She has previously said she wanted her tenure to at least match the nearly 23 years of Justice Louis Brandeis, which would get her to April 2016, and said she had a new “model” in Justice Stevens, who retired at age 90 after nearly 35 years on the bench.
She’s 80 now, so if what she said is for real — and of course there’s no way of knowing how well such public statements track her actual thinking — she’s planning to stick around not only through Barack Obama’s second term, but two presidential terms beyond that.
She says that being a Supreme Court justice is “the best job in the world for a lawyer.” I’m sure that’s true! But it’s also not unusual in politics to be squeezed between what’s best for oneself, narrowly speaking, and what’s best for the causes one cares about.

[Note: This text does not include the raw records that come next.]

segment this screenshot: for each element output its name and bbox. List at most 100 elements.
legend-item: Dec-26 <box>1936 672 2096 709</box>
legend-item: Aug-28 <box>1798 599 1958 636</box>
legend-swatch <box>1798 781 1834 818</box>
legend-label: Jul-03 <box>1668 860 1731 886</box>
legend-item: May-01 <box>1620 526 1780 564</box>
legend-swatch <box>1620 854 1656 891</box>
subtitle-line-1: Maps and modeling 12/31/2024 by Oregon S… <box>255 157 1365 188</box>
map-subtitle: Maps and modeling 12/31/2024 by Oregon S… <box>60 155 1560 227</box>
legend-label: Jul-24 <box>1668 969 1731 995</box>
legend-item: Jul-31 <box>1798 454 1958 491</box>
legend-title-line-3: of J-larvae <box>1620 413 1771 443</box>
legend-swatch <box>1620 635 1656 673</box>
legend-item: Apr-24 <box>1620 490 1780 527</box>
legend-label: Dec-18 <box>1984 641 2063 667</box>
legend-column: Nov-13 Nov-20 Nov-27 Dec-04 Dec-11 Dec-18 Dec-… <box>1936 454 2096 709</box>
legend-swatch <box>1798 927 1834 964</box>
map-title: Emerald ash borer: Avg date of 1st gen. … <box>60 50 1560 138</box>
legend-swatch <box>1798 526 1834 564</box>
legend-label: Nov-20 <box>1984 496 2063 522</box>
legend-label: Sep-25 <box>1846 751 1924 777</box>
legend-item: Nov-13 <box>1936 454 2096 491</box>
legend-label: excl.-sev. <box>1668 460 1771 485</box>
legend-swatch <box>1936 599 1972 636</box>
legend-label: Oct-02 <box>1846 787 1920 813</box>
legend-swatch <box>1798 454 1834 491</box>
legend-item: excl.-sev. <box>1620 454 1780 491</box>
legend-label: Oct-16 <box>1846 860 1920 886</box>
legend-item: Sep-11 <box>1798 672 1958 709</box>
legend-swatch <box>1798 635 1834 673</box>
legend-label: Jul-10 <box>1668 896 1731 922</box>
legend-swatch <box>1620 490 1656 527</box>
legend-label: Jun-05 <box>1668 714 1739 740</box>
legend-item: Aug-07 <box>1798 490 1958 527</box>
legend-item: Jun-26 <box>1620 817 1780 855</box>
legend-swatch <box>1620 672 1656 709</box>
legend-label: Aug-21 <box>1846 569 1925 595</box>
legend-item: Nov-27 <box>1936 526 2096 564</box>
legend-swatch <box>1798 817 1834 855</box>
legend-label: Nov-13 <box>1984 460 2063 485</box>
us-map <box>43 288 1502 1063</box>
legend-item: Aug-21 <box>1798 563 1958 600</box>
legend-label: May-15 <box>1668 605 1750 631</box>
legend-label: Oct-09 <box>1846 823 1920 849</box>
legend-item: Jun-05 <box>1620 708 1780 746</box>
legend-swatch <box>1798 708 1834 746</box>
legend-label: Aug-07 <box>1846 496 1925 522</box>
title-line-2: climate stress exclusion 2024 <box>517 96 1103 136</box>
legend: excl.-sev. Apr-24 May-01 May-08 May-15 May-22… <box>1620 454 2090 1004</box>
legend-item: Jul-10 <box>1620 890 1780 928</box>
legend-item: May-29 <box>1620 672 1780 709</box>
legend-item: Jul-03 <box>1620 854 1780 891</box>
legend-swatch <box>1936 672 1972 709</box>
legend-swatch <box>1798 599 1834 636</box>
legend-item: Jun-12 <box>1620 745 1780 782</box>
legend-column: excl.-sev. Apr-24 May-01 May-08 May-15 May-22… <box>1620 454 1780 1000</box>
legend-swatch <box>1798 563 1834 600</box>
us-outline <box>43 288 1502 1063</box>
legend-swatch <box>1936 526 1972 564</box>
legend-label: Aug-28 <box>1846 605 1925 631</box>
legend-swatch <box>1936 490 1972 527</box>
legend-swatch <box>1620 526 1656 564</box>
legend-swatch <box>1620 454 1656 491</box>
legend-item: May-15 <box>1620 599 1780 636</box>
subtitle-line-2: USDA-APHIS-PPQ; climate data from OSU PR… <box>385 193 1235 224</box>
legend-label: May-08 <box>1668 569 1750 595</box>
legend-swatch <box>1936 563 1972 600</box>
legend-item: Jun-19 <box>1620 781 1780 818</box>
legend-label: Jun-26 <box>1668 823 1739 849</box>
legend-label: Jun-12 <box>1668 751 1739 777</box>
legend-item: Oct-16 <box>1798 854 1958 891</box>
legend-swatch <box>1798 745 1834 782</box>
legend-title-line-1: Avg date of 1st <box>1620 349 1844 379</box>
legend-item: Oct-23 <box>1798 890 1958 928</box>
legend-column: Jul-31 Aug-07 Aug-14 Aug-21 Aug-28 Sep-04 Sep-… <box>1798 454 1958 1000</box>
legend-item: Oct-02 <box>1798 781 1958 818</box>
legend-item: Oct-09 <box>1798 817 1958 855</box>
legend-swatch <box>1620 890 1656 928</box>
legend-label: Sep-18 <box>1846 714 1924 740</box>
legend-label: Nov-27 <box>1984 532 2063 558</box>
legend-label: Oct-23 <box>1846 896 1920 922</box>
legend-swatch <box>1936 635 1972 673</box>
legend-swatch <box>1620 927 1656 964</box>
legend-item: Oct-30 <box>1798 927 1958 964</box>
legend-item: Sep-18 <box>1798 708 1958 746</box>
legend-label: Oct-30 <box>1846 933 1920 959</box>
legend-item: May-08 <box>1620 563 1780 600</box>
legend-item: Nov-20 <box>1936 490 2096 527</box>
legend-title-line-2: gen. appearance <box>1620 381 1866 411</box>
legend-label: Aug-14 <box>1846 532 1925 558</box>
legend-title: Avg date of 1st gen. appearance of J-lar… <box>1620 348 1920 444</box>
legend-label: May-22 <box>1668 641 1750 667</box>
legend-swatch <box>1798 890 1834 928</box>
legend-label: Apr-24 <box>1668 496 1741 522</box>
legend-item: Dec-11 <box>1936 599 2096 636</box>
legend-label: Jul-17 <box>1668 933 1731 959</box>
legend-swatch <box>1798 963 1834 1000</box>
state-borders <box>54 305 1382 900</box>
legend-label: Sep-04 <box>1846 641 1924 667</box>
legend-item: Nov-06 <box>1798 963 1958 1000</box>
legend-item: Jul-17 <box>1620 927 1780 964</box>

As I’ve argued before, now is the time. Democrats hold 54 seats in the Senate (and will probably move back to 55 in the fall), but the odds are strong that Republicans will hold more seats after the 2014 elections. Obama isn’t at his peak popularity, but there’s probably more risk going forward. Basically, right now, Obama probably has more freedom to get a replacement confirmed who Ginsburg would be very happy with than he’ll ever have again.
It’s not just her. Justice Stephen Breyer will be 75 in August, meaning that he might have difficulty surviving whoever succeeds Obama.
Breyer was nominated in 1994, Ginsburg in 1993. It’s a great gig — but 20 years is a very good run. Indeed, those who advocate limited terms for Supreme Court Justices generally have picked 18 years as a reasonable term in office. The reality of the court, and the parties, these days is that Ginsburg and Breyer should know that a Justice selected by President Rubio or President Jindal or President Cruz is going to produce a very different nation than one selected by Barack Obama.
That’s why partisan strategic retirements have become far more common recently. And if either Breyer or Ginsburg takes that route, sooner is much better than later.